Néanmoins, beaucoup d’habitants des régions anglophones alertent sur le manque de sécurité. « Le gouvernement ne prend aucune mesure pour montrer qu’il souhaite réellement que les enfants reprennent le chemin de l’école. Rien n’est préparé », regrette un leader de la communauté de Kumbo qui souhaite lui aussi rester anonyme parce qu’il ne veut pas être la cible de critiques. Si l’UNICEF et d’autres organismes pouvaient demander un cessez-le-feu, l’école pourrait reprendre sans problème. »

Ce leader local a dispensé des cours pendant des périodes de conflit, il a enseigné aux enfants à se coucher au sol lorsqu’ils entendaient des tirs et à ne pas se rallier aux Amba Boys. 

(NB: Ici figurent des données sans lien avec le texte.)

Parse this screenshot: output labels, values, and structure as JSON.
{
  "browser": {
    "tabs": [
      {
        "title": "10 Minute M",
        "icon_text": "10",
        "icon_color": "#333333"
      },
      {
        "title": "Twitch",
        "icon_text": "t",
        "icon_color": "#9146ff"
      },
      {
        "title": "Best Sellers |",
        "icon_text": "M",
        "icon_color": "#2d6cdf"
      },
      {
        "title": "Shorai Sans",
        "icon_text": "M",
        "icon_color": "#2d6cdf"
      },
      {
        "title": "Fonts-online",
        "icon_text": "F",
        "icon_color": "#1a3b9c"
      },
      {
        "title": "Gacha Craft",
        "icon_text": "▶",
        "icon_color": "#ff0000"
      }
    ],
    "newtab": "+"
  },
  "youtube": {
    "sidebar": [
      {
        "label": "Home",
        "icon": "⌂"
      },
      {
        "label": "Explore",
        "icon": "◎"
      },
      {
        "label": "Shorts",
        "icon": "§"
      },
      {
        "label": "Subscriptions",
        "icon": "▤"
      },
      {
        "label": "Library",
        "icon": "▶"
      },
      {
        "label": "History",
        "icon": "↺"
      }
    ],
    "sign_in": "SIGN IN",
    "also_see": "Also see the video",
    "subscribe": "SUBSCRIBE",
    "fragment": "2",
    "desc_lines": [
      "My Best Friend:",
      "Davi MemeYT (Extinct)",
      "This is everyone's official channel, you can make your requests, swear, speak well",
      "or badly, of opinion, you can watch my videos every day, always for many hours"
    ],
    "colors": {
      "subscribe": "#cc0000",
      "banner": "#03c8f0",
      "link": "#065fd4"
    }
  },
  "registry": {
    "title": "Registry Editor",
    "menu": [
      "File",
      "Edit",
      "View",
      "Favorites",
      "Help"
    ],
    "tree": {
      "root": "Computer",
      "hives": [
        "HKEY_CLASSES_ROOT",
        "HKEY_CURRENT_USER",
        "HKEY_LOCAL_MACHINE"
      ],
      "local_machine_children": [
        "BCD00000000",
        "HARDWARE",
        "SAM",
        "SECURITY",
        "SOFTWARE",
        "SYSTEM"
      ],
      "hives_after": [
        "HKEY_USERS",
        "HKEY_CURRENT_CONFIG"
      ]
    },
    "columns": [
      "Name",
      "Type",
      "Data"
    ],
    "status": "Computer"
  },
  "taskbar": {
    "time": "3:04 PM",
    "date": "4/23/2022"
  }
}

Une directrice d’école a fait tout ce qu’elle pouvait pour que son établissement reste ouvert. Mais les parents ont préféré que leurs enfants restent à la maison, ils ne voulaient pas se retrouver au milieu d’échanges de tirs entre les militaires et les rebelles. 

Elle explique que « L’année passée, au début de l’année scolaire, nous avions 43 inscrits mais beaucoup ne sont pas venus. Nous avons finalement dû fermer l’école ».

Devant cette crise, beaucoup de professeurs avait du mal à boucler les fins de mois, la directrice de l’école de Kumbo à même offert à ses professeurs la possibilité de travailler durant l’été pour qu’ils aient une autre source de revenus. Mais les parents préoccupés par la situation n’ont pas laissé leurs enfants aller à l’école : personne ne s’y est présenté. D’autres parents ont envoyé leurs enfants à Douala et Yaoundé, les deux villes les plus importantes du Cameroun. « Même si nous décidions d’ouvrir les portes de nos écoles en début d’année scolaire, où trouverions nous des élèves ? Ils sont tous partis ».